Images in docker are referred to by a reference, the most common being an image repository and tag. And that tag is a relative free formed string that points to a specific image. Tags are best thought of as a mutable pointer, it can be changed, you can have multiple pointers pointing to the same image, and it can be deleted while the underlying image may remain intact.
Since the docker does not enforce much structure on the tags (other than verifying it contains valid characters and does not exceed a length limit), enforcing this is an exercise left up to each repository maintainer, and many different solutions have resulted.
For repository maintainers, here are a few common implementations:
Option A: Ideally, repository maintainers follow some form of semver. This version number should map to the version of the packaged software, often with an additional patch number for the image revision. Importantly, images tagged this way should include tags not just for version 1.2.3-1, but also 1.2.3, 1.2, and 1, each of which are updated to the latest release within their respective hierarchy. This allows downstream users to depend on 1.2 and automatically get the updates for 1.2.4, 1.2.5, etc, as bug fixes and security updates come out.

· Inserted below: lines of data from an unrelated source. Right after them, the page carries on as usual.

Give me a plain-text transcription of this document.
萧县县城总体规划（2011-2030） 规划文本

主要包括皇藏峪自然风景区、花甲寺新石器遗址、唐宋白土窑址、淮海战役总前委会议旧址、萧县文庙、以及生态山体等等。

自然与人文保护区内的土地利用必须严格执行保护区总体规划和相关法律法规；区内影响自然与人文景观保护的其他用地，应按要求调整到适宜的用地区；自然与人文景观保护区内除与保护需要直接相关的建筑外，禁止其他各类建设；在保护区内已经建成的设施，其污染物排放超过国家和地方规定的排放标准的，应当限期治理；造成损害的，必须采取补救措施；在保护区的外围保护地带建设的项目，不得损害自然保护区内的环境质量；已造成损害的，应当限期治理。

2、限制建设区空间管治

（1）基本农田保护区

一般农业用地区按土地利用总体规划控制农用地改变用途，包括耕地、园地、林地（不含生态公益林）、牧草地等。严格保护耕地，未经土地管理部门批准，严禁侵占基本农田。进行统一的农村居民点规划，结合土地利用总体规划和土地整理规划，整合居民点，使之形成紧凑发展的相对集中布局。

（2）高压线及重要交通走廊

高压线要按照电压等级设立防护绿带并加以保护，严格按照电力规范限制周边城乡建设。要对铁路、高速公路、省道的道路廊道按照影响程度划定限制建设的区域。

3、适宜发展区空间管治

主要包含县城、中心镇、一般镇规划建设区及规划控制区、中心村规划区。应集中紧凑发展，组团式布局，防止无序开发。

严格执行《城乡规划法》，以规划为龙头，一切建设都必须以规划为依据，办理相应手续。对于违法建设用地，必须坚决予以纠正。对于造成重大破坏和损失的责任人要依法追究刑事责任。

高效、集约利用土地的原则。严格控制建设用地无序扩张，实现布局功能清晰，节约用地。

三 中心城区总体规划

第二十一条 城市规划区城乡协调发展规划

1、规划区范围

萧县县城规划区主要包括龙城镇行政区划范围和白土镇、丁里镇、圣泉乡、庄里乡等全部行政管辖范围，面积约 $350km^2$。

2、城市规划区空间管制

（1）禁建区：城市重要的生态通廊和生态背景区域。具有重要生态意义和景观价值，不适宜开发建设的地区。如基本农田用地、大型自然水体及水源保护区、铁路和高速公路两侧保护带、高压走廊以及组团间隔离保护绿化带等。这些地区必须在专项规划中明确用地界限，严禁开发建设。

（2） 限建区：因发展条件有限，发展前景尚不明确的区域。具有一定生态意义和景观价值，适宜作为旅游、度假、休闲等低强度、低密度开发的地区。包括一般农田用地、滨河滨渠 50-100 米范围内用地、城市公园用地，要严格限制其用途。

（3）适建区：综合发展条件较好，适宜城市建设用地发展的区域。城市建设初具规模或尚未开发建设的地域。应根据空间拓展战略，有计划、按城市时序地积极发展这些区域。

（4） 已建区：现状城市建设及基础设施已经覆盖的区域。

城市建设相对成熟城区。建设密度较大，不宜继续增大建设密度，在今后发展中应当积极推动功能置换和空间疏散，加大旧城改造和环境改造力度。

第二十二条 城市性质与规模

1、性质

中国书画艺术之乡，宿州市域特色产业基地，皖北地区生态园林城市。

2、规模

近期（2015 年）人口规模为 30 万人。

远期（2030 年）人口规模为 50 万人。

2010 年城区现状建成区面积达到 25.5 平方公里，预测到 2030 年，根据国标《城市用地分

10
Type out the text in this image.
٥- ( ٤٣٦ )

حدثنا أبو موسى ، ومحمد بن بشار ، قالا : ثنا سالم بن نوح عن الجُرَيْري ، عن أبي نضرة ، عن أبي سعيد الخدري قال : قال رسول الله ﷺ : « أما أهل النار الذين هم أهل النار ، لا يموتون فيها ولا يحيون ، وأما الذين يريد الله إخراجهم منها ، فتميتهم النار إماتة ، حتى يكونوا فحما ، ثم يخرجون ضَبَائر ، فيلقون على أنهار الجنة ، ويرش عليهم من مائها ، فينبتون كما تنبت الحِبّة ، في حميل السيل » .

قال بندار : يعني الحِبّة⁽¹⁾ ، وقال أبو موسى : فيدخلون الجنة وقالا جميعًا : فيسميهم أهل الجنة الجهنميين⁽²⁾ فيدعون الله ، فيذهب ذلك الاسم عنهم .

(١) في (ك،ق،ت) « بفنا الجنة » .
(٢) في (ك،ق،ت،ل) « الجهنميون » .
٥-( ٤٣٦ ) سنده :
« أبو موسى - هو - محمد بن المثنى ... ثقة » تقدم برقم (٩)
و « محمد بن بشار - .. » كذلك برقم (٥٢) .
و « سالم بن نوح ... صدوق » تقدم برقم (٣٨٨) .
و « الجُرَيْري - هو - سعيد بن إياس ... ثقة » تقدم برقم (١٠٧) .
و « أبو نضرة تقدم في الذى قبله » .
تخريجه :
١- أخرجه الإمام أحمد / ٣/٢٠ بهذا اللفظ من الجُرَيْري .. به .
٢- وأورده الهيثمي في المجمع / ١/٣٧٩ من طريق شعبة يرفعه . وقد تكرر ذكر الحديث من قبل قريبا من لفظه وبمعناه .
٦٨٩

Option B: Similar to the semver option above, many projects include other important metadata with their tags, e.g. which architecture, or base image, was used for that build. This is commonly seen with alpine vs debian/slim images, or arm vs amd compiled code. These will often be combined with semver, so you may see tags like alpine-1.5
, in addition to alpine-1
and alpine
tags.
Option C: Some projects follow more of a rolling release that offer no backward compatibility promises. This is often done with build numbers or a date string, and indeed Docker itself uses this, though with a process to deprecate features and avoid breaking changes. I've seen quite a few internal projects with companies use this strategy to version their images, relying on build number from a CI server.
Option D: I'm less of a fan of putting Git revision hashes as image tags since these convey no details without referring back to the Git repository. Not every user may have this access or skill to understand this reference. And by looking at two different hashes, I have no idea of which is newer or compatible with my application without an external check. They also assume the sole important version number is from Git, and ignore that the same Git revision may be used to create multiple images, from different parent images, different architectures, or just multiple Dockerfiles/multistage targets within the same Git repo. Instead, I like using label schema, and eventually the image spec annotations once we get tooling around image annotations, to track details like Git revisions. This places the Git revision into metadata that you can query to verify an image, while still leaving the tag itself to be user informative.
For image users, if you have a requirement to avoid unexpected changes from upstream, there are two options I know of.
The first is to run your own registry server, and pull your external dependencies to a local server. Docker includes an image for a standalone registry that you can install, and the API is open which has allowed many artifact repository vendors to support the docker registry. Do take care to regularly update this registry, and include a way to go back to previous versions if an update breaks your environment.
The second option is to stop depending on mutable tags. Instead, you can use image pinning which refers to the registry's sha256 unique reference to the manifest that cannot be changed. You can find this value in the RepoDigests when you inspect an image pulled from a registry server:
$ docker inspect -f '{{json .RepoDigests}}' debian:latest
["debian@sha256:de3eac83cd481c04c5d6c7344cd7327625a1d8b2540e82a8231b5675cef0ae5f"]
$ docker run -it --rm debian@sha256:de3eac83cd481c04c5d6c7344cd7327625a1d8b2540e82a8231b5675cef0ae5f /bin/bash
root@ac9db398dc03:/#
The biggest risk from binding to a specific image like this is missing security updates and important bug fixes. If you take this option, make sure to have a procedure to regularly update these images.
Regardless of which solution you follow for pulling images, using latest is only useful for a quick developer test, not for any production use cases. The behavior of latest entirely depends on the repository maintainer, some always update it to the last release, some make it the last stable release, and some forget to update it at all. If you depend on latest, you'll likely experience an outage when upstream images change from a version like 1.5 to 2.0, with backwards-incompatible changes. Your next deploy will inadvertently include these changes unless you explicitly depend on a tag that offers the promise of bug fixes and security patches without breaking changes.